(PRWEB) September 01, 2012
Global challenges across the spectrum of women’s rights comes down to the power of choice, and women’s ability to make decisions that impact her own future. VOICE 4 Girls is an organization based in India that strives to build the confidence, knowledge, and communication skills of adolescent girls so she has the power to speak out about for her dreams and make plans for her own future. The Camp VOICE summer program has been educating girls on English speaking and practical, life topics, like hygiene, changes in the body, and protection from harassment, for two years, and starting in September, they will be bringing boys and girls together through a co-ed, yearlong school curriculum to start a dialogue on gender issues in the nation.
“Women’s empowerment doesn’t happen in a vacum,” explains Averil Spencer, VOICE Executive Director. “From adolescence, boys also need to be sensitized to gender equality and teamwork among the sexes so as they grow older and become husbands and fathers they understand and respect women as equally capable in the family and society.” Traditionally, even in co-ed schools, boys and girls sit on opposite sides of classrooms, and many games or competitions have always pitted girls against boys. This new approach at co-education in India will be radical, but it will allow boys and girls to learn about each other and themselves. As gender equity become an established premise in classrooms, students will propel this premise into their homes, communities, and society. Through a trickling effect, VOICE seeks to change the hostile environment that girls face in India.
The VOICE programs utilize engaging, activity-based lessons, designed for students to learn through discussion, role play activities, dance, and games. Building a dialogue around these topics, as opposed to the traditional style rote learning most commonly found in Indian classrooms, is extremely important in dispelling gender stereotypes and myths and reinforcing values of equality in students at this pivotal age in development. “Our approach of engaging boys and parents is a more holistic method of improving opportunities and treatment of women, and works towards influencing behavioral and attitude changes in communities,” says Allison Gross, VOICE co-Founder.

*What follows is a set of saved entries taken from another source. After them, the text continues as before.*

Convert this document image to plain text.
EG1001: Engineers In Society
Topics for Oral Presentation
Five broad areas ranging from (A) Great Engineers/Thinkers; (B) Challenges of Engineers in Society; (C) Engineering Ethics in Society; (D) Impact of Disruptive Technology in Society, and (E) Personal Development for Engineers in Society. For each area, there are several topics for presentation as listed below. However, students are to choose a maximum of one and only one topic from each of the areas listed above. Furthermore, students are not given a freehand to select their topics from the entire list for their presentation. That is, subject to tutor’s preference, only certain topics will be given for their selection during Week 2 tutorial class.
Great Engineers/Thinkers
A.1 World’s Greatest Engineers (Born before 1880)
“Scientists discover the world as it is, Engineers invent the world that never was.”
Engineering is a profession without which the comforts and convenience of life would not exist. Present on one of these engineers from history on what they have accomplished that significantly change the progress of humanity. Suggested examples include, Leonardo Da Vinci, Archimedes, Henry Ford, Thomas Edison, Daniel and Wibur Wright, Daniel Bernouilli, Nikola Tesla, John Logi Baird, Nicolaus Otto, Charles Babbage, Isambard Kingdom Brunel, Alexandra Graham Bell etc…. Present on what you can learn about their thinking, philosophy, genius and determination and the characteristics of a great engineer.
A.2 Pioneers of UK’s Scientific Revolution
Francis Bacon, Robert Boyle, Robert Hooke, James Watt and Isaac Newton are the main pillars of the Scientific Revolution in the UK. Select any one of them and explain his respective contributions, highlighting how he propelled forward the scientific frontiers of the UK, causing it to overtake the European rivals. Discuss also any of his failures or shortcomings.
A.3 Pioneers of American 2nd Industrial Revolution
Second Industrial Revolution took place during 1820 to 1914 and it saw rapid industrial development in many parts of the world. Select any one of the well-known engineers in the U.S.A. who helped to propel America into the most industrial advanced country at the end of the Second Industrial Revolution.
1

This co-ed, yearlong program will be incorporated into the academic curriculum of 27 schools in Hyderabad and reach 5,000 students in the pilot. This program is part of VOICE 4 Girls’ larger efforts to expand Camp VOICE summer program and year long acadmic program to 100 schools by 2013, increasing their reach by 15,000 students and expanding into two new regions in India. With further support and partnerships, VOICE plans to target hundreds of thousands of students across the Indian subcontinent and influence a positive shift in the attitudes and treatment of women in the country.